According to the Kenya National Bureau of Statistics (KNBS) data for September, in August, when the ban took effect, JKIA received 36,975 passengers from Africa.

This was a slight drop from the previous month’s 37,106 passengers. In September, the second month of the travel ban, the number of passenger arrivals at JKIA from Kenya stood at 36,907. On average, Kenya records 37,000 passenger arrivals at JKIA every month from Africa.

Kenya, however, recently started direct flights to Abuja, Nigeria as business and bilateral ties between the countries surges. Kenya Airways has also resumed flights to Liberia.

“The number of passengers from Africa has not gone down because of two things. First, Sierra Leone, Guinea and Liberia, do not contribute a huge number of passengers to Kenya, Nigeria does. Second, Kenya receives many passengers from other parts of Africa, ” Nairobi-based economics lecturer Henry Wandera said on Sunday.

The Ebola crisis equally has not affected passenger arrivals at JKIA from other parts of the world, in particular Europe and Asia.

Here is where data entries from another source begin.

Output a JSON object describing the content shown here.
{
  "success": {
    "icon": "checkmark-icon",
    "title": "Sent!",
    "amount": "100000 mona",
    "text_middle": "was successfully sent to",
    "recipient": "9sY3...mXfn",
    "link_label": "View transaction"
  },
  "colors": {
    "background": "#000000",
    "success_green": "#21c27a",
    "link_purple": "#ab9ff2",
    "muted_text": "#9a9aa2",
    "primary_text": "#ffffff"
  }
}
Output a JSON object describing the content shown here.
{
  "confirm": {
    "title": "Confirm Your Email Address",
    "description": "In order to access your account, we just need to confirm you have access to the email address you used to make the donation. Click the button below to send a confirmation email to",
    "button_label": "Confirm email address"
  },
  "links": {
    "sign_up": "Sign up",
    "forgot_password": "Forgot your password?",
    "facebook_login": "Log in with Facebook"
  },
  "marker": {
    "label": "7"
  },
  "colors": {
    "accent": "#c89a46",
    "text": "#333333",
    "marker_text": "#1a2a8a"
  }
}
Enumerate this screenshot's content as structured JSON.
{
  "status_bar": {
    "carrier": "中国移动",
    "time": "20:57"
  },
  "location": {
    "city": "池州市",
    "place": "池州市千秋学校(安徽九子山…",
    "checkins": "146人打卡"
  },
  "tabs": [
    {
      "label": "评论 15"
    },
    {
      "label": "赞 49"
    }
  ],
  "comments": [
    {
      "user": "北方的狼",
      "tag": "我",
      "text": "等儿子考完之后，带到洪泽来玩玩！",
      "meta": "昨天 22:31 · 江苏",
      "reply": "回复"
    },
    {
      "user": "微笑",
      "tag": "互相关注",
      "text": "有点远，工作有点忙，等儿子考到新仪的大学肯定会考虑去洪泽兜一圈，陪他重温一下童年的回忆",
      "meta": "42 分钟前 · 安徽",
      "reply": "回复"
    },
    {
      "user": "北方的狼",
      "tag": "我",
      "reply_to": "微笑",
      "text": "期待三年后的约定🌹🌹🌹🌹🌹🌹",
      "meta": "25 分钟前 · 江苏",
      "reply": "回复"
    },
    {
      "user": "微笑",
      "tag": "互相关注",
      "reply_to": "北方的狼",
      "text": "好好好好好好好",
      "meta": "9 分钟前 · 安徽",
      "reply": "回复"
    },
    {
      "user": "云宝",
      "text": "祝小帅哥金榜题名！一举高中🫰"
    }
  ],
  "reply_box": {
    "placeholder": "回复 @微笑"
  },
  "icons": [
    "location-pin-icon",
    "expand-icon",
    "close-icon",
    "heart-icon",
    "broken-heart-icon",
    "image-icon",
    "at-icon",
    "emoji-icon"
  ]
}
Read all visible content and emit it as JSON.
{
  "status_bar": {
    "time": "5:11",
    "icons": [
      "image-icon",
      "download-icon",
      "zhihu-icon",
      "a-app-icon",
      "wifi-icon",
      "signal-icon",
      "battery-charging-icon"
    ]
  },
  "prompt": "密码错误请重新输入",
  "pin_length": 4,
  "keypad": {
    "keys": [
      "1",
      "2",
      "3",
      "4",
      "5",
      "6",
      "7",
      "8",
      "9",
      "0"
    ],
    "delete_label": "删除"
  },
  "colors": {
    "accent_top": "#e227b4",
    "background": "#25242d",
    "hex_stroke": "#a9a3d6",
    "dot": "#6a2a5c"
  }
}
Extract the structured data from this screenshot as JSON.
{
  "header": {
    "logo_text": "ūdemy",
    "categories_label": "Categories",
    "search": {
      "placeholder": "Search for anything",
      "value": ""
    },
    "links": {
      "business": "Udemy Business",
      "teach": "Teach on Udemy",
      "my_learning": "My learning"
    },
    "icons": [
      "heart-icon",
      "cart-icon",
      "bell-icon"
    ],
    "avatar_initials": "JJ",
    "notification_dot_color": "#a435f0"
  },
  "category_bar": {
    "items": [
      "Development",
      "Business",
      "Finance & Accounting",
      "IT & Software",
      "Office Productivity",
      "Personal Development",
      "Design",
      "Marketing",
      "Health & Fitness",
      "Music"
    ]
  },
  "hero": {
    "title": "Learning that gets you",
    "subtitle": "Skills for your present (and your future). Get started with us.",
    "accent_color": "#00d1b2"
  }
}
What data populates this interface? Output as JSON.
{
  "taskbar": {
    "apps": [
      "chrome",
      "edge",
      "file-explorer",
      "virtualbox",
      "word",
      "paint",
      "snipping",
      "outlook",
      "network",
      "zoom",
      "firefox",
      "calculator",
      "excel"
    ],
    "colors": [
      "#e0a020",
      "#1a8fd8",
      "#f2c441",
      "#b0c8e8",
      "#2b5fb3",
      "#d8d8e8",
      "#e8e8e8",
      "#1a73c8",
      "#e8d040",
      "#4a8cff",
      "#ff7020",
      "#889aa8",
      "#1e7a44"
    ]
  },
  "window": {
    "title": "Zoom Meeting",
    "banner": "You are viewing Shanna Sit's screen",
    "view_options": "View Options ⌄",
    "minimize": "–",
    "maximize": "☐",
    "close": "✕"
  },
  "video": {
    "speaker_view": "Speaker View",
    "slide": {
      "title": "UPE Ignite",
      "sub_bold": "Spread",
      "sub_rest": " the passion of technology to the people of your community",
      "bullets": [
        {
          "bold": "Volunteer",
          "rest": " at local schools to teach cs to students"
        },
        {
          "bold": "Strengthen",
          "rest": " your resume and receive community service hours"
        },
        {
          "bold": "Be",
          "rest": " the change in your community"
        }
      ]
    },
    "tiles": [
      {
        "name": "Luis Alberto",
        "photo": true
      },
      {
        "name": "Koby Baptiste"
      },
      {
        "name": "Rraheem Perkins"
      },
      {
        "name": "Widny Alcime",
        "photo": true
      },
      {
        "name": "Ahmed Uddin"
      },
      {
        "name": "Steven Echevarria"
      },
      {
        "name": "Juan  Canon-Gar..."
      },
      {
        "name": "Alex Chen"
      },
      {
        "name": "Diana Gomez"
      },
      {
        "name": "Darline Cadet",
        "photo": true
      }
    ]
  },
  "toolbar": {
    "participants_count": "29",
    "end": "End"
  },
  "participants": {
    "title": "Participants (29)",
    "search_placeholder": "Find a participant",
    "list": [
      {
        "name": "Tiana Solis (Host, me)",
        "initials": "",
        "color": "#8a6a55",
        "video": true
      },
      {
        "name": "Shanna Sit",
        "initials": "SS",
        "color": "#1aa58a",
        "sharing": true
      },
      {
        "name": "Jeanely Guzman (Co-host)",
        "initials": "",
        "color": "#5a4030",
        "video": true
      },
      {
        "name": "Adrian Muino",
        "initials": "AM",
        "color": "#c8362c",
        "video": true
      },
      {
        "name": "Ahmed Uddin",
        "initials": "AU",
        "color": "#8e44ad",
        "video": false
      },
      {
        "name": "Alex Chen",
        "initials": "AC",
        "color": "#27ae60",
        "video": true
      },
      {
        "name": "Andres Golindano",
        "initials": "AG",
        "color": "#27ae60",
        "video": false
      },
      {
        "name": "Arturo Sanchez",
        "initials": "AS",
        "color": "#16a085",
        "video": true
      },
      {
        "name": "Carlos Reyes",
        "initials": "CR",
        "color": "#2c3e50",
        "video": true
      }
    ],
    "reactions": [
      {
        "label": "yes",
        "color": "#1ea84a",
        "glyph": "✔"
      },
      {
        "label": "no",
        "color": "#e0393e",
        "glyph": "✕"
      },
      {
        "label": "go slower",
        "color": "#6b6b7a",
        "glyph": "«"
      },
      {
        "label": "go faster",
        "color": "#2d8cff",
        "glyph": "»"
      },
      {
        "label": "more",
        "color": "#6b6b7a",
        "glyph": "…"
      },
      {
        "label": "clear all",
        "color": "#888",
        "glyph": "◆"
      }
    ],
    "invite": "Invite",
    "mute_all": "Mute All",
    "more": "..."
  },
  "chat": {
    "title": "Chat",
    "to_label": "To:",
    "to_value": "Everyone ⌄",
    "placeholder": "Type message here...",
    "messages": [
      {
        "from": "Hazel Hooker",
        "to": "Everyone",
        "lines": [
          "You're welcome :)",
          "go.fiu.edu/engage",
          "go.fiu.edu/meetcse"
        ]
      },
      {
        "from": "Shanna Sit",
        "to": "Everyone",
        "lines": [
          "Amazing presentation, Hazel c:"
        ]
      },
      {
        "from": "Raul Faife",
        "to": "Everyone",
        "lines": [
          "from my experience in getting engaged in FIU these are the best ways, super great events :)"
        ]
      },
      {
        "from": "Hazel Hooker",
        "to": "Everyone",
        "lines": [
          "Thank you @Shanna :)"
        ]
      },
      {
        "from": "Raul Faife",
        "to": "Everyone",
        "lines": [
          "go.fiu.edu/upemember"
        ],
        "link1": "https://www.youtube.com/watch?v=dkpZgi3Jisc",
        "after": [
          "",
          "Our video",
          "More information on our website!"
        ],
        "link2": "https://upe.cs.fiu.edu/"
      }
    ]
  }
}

In August, according to KNBS, Kenya received 28,923 passengers from Asia. The number of arrivals rose significantly in September to 29,667. The Ebola crisis saw Korean Airlines suspend flights to and from Kenya in August as a measure to prevent spread of the virus.

Arrivals from Europe to Kenya have also not been affected, with Kenya receiving 36,361 passengers in August from the region. The number declined to 33,408 in September but this cannot be attributed to the Ebola crisis.

Most of the passengers who come to Kenya from the region are tourists, and September is not a peak season. Besides, East African nation has been hit by travel advisories issued by Britain, U.S, France and Australia due to insecurity challenges brought about by the Somali militant group the Al-Shabaab.

Overall, in August and September, 174,499 and 171,671 passengers respectively landed at JKIA from different parts of the world.